As many as 15% of patients tested for ALS get a false-positive. That means they are told they have ALS, but their symptoms are due to some other disease or condition. Up to 40% of ALS patients are initially diagnosed incorrectly before ALS is confirmed.
There is no specific test to confirm ALS, but the doctor, usually a neurologist, will observe your symptoms and ask you questions, including what you’ve noticed about changes in your physical abilities and what daily activities may be harder to perform. If they suspect ALS, they can begin to rule out other conditions that might be causing the symptoms with tests including:
- Electromyogram (EMG) evaluates the electrical activity of muscles.
- Nerve Conduction Study measures impulses from nerves to muscles in different parts of the body. This test can determine if you have nerve damage or certain muscle or nerve diseases.
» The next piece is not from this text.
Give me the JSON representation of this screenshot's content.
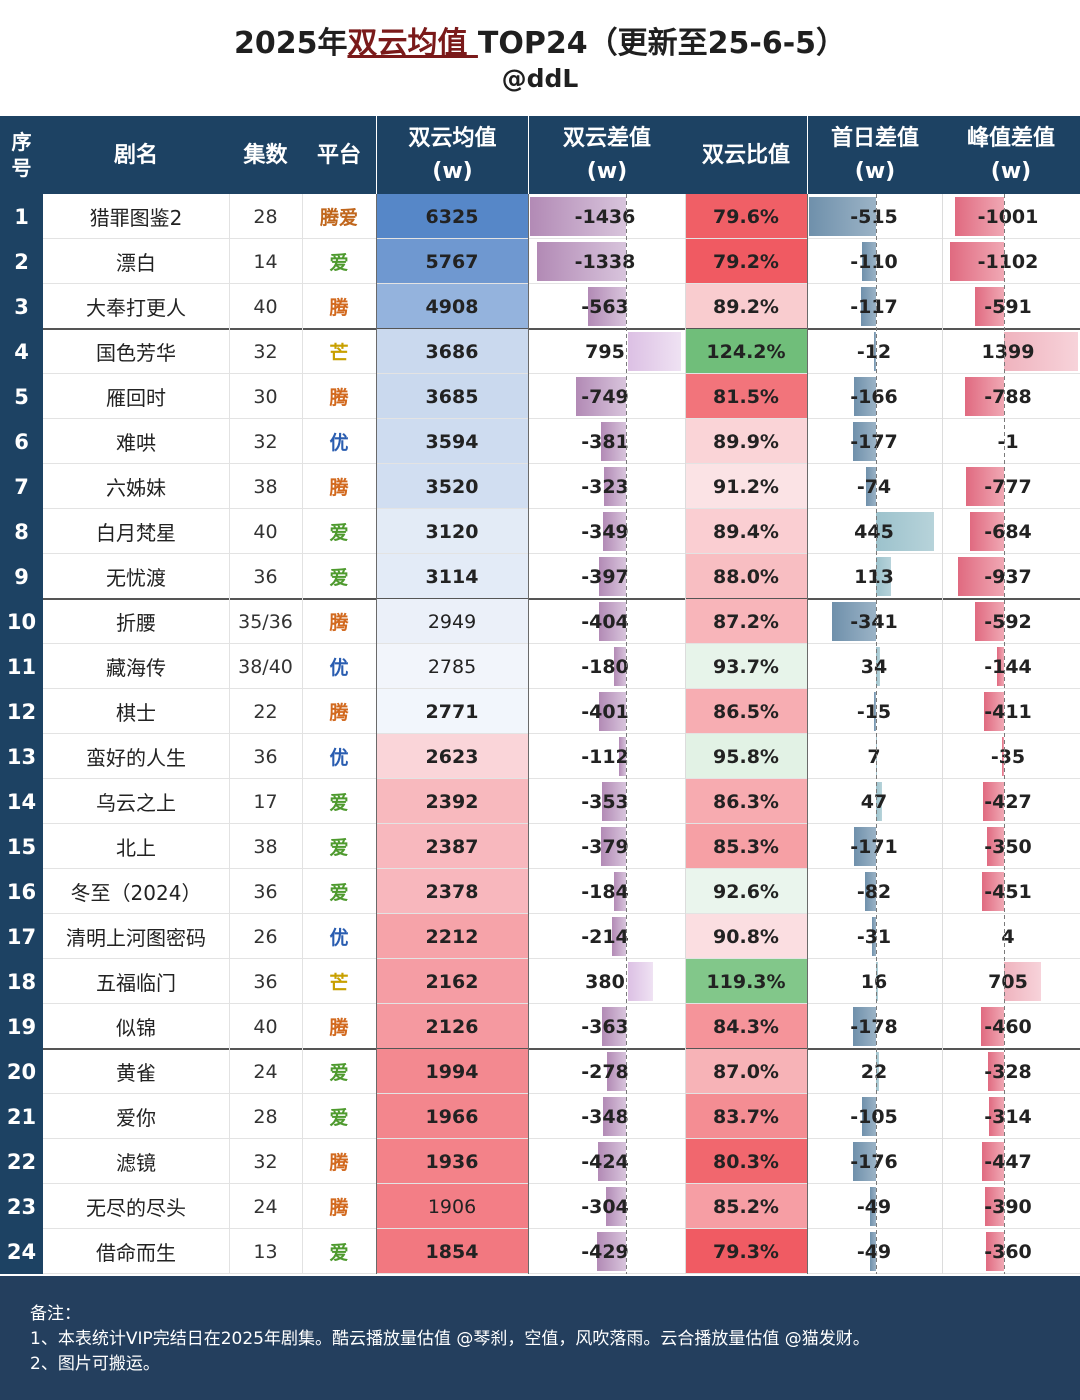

Your doctor may also order:
- MRI to look for lesions on the spinal cord that may cause symptoms similar to ALS
- Spinal tap to obtain spinal fluid for laboratory testing
- Muscle biopsy to see if the cause is muscle-related rather than nerve disease
It often takes up to a year or more to confirm a diagnosis of ALS.
Due to the complex and serious nature of the disease, if you are given a diagnosis of ALS, strongly consider getting a second opinion with a physician who specializes in motor neuron diseases.
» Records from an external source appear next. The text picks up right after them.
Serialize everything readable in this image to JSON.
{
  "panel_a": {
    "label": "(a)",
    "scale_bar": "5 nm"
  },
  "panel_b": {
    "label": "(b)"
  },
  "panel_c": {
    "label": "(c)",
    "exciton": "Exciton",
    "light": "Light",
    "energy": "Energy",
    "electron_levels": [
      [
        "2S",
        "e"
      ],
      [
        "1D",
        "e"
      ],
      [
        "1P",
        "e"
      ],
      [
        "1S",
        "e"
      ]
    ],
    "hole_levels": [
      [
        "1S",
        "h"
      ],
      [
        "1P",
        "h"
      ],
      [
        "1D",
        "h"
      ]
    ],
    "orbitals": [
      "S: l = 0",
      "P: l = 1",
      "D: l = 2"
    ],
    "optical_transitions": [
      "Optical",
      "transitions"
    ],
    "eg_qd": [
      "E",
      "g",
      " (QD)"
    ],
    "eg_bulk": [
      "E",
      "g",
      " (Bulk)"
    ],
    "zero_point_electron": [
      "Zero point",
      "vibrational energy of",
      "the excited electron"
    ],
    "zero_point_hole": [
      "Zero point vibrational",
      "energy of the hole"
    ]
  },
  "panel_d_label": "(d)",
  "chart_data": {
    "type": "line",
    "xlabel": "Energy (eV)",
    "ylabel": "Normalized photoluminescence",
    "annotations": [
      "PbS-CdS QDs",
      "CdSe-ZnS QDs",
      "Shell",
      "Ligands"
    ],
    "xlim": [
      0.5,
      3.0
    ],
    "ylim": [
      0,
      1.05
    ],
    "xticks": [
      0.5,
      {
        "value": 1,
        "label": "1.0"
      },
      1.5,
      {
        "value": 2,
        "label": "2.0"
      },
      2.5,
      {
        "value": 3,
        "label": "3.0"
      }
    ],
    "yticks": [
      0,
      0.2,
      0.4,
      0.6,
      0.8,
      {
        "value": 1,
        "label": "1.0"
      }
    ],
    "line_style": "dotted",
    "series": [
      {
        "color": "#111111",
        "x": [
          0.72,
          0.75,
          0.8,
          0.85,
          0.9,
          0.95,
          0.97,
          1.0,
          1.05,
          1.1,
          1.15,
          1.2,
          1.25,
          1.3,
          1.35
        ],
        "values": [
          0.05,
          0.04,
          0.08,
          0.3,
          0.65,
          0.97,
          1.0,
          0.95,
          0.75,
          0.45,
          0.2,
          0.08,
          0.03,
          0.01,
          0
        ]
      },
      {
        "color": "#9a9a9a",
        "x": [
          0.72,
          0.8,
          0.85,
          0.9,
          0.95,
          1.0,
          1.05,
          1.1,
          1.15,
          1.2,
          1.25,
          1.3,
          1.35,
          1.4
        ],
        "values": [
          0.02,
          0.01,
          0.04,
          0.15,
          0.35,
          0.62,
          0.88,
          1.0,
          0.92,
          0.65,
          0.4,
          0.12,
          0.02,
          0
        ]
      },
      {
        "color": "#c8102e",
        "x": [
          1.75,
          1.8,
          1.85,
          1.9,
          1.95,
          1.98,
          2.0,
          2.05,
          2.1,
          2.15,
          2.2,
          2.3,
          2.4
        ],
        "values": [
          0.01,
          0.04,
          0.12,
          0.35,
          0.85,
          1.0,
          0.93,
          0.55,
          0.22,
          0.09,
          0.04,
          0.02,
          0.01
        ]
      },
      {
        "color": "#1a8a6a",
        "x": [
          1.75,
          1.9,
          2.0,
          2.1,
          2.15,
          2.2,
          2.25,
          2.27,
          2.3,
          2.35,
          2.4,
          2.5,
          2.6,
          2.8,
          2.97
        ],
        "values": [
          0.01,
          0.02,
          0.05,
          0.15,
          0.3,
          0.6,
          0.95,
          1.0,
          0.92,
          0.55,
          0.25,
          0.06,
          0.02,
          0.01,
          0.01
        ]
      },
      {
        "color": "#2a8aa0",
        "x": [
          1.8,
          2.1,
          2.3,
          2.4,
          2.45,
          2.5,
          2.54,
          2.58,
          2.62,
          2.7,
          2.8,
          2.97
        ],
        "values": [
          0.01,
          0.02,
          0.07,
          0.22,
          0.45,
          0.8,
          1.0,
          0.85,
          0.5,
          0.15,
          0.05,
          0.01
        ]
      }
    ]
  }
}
A diagnosis of ALS can be overwhelming. It’s important that you take the time to understand the disease and to make sure you are comfortable with the doctor who’ll be leading your treatment. Look for a provider who has extensive experience treating the disease.
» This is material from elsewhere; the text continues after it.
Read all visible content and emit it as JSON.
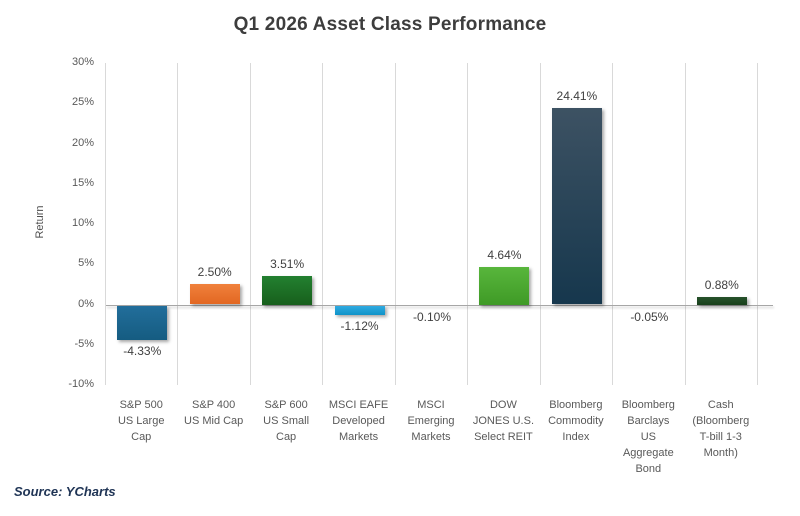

ALS care is often “integrated” which means that you’ll have a team of medical professionals overseeing your care to help you maintain function as long as possible. A neurologist oversees the care team that typically include a physical therapist, occupational therapist, respiratory therapist, and social or psychological counseling.
Understanding ALS Progression
ALS does not follow a specific course as it progresses. People with ALS experience different patterns and the sequence of symptoms can vary. Sometimes people will have periods during which the disease does not progress, though it will resume at some point. Rarely, people have “reversals” in which their function improves for a period of time, usually no more than several months.
About half the people with ALS live at least 3 years, 25% live 5 years or longer, and as many as 1 in 10 will live more than 10 years.
Managing ALS Symptoms
Your doctor can prescribe medication, either Riluzole or Radicava, which may slow the progression of the disease by several months. They can also give Nuedexta, which helps reduce a symptom that some people with ALS have called pseudobulbar affect, which is spontaneous, uncontrolled laughing or crying.
In addition to medication, there are other ways to help manage the symptoms of ALS. Physical and occupational therapy can help keep you active and adjust to differences in capabilities. Respiratory therapists can help with breathing difficulties. Emotional and psychological support play an important role in helping people with ALS, as well as their loved ones.
There have been significant scientific findings in recent years that have given researchers insight into the genetic profile of ALS and have led to experimental medicines which are being tested. Some of these experimental trials are being “fast-tracked” to see if the medications are effective in helping slow or stop the progression of ALS.